Increase random walk probability under the basis of standard feature similarity formula, the calculating of the random walk probability is public Formula is:
Wherein, ζ represents all known leaf nodes,WithRepresent in infinite moment node i and node j respectively from v0 To v1Migration probability;
Standard feature similarity formula is:
Wherein s represents to include child nodeThe value range of E is [0,1], power Value is represented with w;
Functional similarity is expressed as:
After object function is determined, optimize in adaptive multiple target black hole and perform following behaviour in algorithm frame to object function Make:First, the binding effect according to Topological Structure of Protein characteristic is clustered, and GO annotates data and is not involved in constraining at this time; During protein node is added and deleted, according to probability selection network node (protein), the GO of the proteinoid is utilized at this time Annotation information, i.e., the protein in similar protein complex generally have intimate characteristic, decision node whether with Compound has identical functional information, performs constraint manipulation;Finally, using Topological Structure of Protein as target, common constraint The moving process of protein node, makes to reach in same protein compound maximum functional similarity, increases the accurate of cluster Property.

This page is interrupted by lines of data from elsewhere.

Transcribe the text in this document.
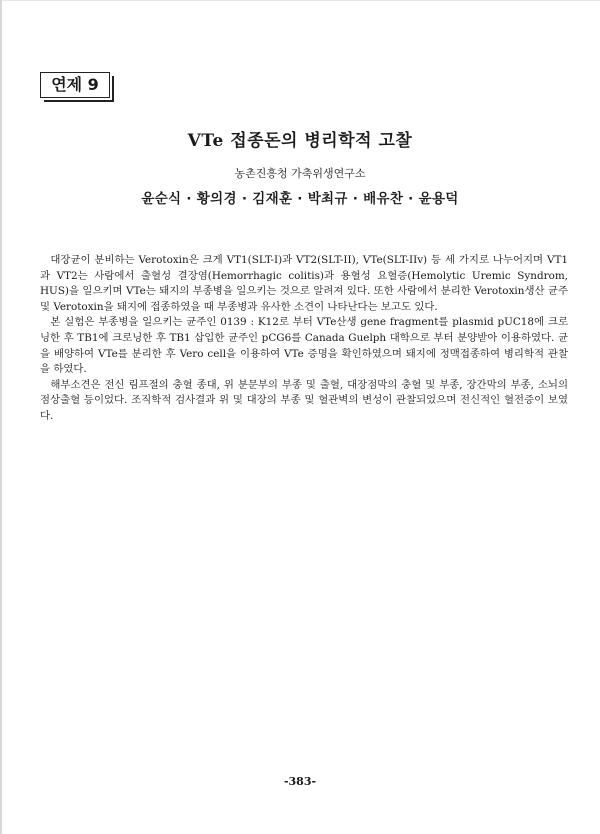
연제 9
VTe 접종돈의 병리학적 고찰
농촌진흥청 가축위생연구소
윤순식 · 황의경 · 김재훈 · 박최규 · 배유찬 · 윤용덕

대장균이 분비하는 Verotoxin은 크게 VT1(SLT-I)과 VT2(SLT-II), VTe(SLT-IIv) 등 세 가지로 나누어지며 VT1과 VT2는 사람에서 출혈성 결장염(Hemorrhagic colitis)과 용혈성 요혈증(Hemolytic Uremic Syndrom, HUS)을 일으키며 VTe는 돼지의 부종병을 일으키는 것으로 알려져 있다. 또한 사람에서 분리한 Verotoxin생산 균주 및 Verotoxin을 돼지에 접종하였을 때 부종병과 유사한 소견이 나타난다는 보고도 있다.

본 실험은 부종병을 일으키는 균주인 0139 : K12로 부터 VTe산생 gene fragment를 plasmid pUC18에 크로닝한 후 TB1에 크로닝한 후 TB1 삽입한 균주인 pCG6를 Canada Guelph 대학으로 부터 분양받아 이용하였다. 균을 배양하여 VTe를 분리한 후 Vero cell을 이용하여 VTe 증명을 확인하였으며 돼지에 정맥접종하여 병리학적 관찰을 하였다.

해부소견은 전신 림프절의 충혈 종대, 위 분문부의 부종 및 출혈, 대장점막의 충혈 및 부종, 장간막의 부종, 소뇌의 점상출혈 등이었다. 조직학적 검사결과 위 및 대장의 부종 및 혈관벽의 변성이 관찰되었으며 전신적인 혈전증이 보였다.

-383-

The addition of asterism and deletion strategy specific method are:Asterism regards protein node as, using addition and deletes behaviour Make, during addition and deletion, black hole will select the asterism of surrounding to be absorbed and removed.
Shown in its concrete operations Fig. 3:The figure shows adaptive multiple target black hole to optimize algorithm during selection and deletion Implementation strategy, dash area represents an initial black hole (cluster) of the algorithm of the multiple target, and wherein canescence node represents By the arbitrary node of certain probability selection, at this time, perform addition by identical probability and delete two kinds of operations, adding procedure is such as right Shown in upper figure, the grey chromoprotein being connected with canescence node is preferentially absorbed into form new black hole, deletes process such as bottom-right graph Shown, canescence node is removed from initial black hole, and new black hole is formed with other exterior protein.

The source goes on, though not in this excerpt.